The middle chapters I found less useful. Unlike foes like Proudhon, I do not see clear modern-day versions of Fuerbach. Though I haven’t read him directly, Fuerbach seems to have less depth and rigor compared to Hegel. As a result, understanding the Hegel-Fuerbach-Marx pathway feels like it adds less to my toolkit compared to works that focus on a greater number of thinkers (e.g., Plekhanov, or Losurdo’s historical contextualization of Hegel).

The difference between materialism and idealism and the development of the dialectical method are so important for marxist philosophy. There’s a real need for a modern overview, something with the scope of Plekhanov, but perhaps with more of the conciseness of Engels and some of the practicality of Mao’s On Practice, that teaches the controversies and brings us up to the current era.

Friday, December 20, 2024

Review: True Grit by Charles Portis

I'll remember this book for its lively and distinctive narrator voice, and the way it (unintentionally?) captures so much of the American psyche.

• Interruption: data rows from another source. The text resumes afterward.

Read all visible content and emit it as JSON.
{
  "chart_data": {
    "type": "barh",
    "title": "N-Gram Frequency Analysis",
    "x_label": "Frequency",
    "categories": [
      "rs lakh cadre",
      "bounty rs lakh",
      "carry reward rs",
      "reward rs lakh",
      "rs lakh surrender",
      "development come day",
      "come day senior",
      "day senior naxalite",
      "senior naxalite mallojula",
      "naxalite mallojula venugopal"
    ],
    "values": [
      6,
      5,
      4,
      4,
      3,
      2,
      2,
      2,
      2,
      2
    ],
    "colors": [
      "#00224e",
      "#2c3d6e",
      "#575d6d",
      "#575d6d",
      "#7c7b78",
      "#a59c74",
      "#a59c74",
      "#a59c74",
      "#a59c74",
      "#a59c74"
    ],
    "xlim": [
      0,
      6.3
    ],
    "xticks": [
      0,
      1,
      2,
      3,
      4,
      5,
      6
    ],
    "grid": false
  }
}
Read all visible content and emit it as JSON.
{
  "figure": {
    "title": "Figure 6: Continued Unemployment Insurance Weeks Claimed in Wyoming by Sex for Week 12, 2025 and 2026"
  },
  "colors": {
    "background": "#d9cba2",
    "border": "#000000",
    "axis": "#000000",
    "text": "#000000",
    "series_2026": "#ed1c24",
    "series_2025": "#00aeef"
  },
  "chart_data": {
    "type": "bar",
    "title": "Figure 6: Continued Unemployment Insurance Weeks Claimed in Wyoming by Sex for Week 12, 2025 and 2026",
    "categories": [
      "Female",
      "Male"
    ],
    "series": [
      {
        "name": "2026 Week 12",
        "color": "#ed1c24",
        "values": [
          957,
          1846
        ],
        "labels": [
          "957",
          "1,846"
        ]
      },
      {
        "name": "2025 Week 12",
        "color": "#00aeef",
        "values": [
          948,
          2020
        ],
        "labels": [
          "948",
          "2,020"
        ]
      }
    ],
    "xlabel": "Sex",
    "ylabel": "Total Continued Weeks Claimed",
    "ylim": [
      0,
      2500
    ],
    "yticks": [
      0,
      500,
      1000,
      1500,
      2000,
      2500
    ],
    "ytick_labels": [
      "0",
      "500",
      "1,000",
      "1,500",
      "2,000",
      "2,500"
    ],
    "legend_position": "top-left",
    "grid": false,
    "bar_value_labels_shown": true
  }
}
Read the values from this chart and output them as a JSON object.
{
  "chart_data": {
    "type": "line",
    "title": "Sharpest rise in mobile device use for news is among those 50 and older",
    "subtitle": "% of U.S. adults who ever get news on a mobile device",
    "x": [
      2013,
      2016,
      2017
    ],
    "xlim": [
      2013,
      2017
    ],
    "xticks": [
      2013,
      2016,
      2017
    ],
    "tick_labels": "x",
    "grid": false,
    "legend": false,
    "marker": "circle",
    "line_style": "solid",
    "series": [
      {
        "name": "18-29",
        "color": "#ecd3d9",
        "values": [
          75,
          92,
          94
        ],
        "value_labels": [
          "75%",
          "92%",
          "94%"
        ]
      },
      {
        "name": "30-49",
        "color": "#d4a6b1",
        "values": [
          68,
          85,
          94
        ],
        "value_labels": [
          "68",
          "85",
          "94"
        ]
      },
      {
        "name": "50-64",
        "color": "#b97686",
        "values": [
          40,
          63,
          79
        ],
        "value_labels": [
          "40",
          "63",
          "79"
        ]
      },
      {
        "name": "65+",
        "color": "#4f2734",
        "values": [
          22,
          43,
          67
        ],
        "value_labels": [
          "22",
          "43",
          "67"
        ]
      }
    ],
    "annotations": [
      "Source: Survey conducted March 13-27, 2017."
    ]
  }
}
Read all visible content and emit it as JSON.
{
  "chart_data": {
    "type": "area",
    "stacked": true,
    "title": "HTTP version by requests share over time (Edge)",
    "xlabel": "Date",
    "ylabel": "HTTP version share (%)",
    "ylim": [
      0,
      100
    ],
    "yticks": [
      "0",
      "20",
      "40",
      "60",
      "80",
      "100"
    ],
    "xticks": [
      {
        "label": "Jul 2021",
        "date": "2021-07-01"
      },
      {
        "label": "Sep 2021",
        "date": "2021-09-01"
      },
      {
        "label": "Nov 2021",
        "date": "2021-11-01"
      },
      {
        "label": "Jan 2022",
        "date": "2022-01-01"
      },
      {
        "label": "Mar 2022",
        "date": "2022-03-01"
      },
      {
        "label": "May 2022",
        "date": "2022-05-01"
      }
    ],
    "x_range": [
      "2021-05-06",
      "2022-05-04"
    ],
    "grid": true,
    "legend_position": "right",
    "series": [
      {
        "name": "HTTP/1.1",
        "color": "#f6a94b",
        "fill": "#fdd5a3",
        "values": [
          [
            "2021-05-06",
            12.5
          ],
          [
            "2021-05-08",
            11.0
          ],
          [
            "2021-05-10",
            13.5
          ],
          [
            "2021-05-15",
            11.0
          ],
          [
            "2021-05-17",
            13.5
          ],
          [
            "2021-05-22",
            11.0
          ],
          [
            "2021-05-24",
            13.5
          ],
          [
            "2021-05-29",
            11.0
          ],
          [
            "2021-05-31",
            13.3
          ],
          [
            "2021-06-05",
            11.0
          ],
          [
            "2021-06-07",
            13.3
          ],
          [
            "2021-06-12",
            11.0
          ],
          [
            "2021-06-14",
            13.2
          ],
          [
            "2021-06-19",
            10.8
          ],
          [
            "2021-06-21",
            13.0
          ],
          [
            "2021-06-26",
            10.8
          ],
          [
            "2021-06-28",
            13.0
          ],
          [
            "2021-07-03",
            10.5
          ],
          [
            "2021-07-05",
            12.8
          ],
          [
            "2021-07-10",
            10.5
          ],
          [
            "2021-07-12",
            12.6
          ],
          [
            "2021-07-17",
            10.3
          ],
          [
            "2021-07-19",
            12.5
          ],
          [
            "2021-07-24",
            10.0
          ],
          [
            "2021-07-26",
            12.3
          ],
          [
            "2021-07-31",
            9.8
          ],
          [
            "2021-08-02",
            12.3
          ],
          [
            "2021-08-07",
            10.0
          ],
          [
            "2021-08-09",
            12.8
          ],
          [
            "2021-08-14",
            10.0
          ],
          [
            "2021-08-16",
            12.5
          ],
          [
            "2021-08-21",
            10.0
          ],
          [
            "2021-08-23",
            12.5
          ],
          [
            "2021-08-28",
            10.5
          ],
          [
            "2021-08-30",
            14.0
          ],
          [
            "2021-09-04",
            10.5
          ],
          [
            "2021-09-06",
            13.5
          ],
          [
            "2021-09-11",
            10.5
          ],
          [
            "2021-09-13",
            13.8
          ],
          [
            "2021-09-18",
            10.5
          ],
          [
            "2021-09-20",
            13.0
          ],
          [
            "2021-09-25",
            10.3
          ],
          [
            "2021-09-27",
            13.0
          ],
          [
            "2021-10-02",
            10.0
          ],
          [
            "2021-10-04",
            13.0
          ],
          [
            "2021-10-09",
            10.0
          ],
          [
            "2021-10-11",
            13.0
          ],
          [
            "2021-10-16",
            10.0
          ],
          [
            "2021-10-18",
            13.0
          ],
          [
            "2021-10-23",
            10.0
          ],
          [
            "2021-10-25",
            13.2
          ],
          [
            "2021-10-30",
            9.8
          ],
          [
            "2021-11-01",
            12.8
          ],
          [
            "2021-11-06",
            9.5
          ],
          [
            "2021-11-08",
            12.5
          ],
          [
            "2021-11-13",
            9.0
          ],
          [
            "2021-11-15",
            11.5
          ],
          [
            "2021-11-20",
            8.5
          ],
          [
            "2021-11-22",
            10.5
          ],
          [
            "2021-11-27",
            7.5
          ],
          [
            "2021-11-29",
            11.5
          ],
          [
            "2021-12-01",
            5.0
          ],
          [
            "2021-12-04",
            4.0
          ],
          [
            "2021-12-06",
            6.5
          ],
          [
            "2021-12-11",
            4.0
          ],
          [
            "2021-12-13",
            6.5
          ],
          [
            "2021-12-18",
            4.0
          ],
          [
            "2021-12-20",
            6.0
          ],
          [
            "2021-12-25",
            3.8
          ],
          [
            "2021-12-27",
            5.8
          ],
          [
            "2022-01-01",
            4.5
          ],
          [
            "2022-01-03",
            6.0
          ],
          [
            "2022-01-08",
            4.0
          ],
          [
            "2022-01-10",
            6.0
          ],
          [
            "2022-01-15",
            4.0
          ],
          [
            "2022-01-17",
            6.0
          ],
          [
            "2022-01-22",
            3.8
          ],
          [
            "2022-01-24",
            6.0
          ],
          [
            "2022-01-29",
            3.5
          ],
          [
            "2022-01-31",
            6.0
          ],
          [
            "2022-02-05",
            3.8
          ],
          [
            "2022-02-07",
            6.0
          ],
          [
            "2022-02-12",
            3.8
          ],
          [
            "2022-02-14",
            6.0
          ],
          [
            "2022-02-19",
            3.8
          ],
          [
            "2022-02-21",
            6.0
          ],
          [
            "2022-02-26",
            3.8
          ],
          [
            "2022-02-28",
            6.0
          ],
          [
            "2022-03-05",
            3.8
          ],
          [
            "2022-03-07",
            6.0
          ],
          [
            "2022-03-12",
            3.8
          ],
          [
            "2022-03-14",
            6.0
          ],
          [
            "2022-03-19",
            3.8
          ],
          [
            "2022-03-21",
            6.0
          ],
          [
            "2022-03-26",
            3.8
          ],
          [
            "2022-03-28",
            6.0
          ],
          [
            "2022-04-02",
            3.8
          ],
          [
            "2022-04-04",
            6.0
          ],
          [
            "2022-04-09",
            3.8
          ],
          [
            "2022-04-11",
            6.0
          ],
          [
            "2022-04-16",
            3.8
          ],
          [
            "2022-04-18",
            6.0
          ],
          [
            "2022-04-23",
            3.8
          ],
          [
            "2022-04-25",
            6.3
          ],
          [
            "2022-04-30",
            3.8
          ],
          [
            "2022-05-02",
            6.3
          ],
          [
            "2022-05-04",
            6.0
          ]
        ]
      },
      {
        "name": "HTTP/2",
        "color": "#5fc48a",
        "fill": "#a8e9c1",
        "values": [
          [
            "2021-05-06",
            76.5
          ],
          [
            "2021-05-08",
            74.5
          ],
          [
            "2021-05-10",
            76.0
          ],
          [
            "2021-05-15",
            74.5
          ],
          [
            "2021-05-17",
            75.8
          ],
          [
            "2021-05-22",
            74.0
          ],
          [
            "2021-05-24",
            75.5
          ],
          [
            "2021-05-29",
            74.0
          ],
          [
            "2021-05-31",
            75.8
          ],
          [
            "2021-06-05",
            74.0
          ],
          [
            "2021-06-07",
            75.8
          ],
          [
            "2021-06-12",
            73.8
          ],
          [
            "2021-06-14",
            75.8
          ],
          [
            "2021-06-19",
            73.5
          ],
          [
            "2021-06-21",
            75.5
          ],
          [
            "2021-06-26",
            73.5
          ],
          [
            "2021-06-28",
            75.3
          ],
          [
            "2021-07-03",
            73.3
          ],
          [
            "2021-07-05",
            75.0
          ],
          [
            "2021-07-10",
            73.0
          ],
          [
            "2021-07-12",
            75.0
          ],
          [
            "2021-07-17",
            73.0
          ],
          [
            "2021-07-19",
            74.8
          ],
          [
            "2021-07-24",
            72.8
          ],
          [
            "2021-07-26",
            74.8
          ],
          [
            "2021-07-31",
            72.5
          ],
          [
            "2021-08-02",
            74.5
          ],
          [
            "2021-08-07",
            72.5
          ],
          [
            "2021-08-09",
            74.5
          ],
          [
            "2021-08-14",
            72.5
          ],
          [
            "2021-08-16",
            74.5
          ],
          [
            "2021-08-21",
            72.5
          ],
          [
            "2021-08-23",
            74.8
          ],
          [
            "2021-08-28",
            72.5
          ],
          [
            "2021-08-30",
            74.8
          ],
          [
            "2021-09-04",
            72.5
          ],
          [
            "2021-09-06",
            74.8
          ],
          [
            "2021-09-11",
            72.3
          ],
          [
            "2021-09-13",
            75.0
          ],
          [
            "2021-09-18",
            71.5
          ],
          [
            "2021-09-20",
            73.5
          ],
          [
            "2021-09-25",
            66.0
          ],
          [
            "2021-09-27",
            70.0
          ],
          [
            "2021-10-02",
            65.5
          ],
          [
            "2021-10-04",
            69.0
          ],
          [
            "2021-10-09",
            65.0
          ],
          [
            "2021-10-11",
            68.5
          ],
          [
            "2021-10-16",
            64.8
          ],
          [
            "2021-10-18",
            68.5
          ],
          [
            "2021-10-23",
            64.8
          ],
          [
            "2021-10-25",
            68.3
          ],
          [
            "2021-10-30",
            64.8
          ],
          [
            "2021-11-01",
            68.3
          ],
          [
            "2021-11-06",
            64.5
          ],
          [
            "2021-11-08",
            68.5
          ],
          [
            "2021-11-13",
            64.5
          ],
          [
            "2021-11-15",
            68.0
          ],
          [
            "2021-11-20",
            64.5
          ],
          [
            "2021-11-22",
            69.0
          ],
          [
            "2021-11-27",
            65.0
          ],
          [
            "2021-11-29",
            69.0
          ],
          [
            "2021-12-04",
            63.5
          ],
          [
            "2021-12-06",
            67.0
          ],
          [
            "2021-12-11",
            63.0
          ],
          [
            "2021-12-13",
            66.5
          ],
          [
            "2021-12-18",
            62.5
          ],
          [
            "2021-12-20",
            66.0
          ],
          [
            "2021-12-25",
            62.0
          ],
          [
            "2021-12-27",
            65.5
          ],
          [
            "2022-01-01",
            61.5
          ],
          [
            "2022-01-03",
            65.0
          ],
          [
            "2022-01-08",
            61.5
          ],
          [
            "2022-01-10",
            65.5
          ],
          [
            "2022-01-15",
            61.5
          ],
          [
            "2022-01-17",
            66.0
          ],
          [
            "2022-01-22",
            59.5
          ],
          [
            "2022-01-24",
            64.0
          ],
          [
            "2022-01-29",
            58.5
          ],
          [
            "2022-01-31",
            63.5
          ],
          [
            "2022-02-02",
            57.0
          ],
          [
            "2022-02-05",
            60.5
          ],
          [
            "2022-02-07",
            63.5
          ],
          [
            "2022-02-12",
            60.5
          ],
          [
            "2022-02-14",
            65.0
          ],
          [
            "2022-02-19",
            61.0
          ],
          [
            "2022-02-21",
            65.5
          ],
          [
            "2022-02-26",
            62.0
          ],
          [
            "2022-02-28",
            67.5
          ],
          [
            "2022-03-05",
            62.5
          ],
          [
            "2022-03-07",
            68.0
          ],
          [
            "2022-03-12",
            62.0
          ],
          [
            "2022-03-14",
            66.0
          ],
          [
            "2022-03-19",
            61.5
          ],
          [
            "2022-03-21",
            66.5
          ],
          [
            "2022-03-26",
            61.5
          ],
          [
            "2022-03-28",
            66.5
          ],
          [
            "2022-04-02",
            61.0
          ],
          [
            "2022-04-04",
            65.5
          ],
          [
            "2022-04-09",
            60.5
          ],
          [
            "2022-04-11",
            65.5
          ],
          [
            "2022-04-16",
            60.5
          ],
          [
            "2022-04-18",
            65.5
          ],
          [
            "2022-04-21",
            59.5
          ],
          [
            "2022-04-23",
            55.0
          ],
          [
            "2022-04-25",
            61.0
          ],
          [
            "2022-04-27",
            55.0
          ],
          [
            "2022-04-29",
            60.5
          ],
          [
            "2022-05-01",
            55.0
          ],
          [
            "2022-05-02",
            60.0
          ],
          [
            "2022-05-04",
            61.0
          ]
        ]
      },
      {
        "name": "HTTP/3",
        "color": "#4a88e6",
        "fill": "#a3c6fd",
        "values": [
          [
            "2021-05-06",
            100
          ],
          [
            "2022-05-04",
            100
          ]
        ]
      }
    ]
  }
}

Mattie Ross is headstrong, principled, and speaks in folksy idioms. She narrates her story as if called to the witness stand. She regularly caveats information she knows only secondhand or scenes she cannot recall with great certainty. Those moments she recalls with great precision she states her willingness to swear on. Her narrative voice reflects her worldview: except for her close ties with her family, her relationships with people are largely transactional and her assessment of morality emphasizes its consistence with the law.

Lawful society versus the state of nature is a major theme of the work. Mattie's worldview comes into conflict with her life experience when she underestimates a bandit's willingness to defy her arrest and overpower her physically, thrusting her into a state of nature. In an effort to escape her captors she finds herself in a pit filled with snakes and bats. Forced by necessity, she rips the arm off a corpse (an act she views as unlawful desecration) and fights her way out.

The story itself is quintessentially American, both in the positive and negative sense. Mattie's quest symbolizes the importance of fighting for justice, although it is a retributive justice. Mattie values grit, and because of grit even a trigger-happy and vindictive bad cop may be the key to achieving justice. It's important to live by your principles, and everyone is unscrupulous and out to get you. Perhaps there is a work out there that venerates these positive qualities without also promoting these negative qualities; America is unlikely to fix its problems while instilling True Grit morality.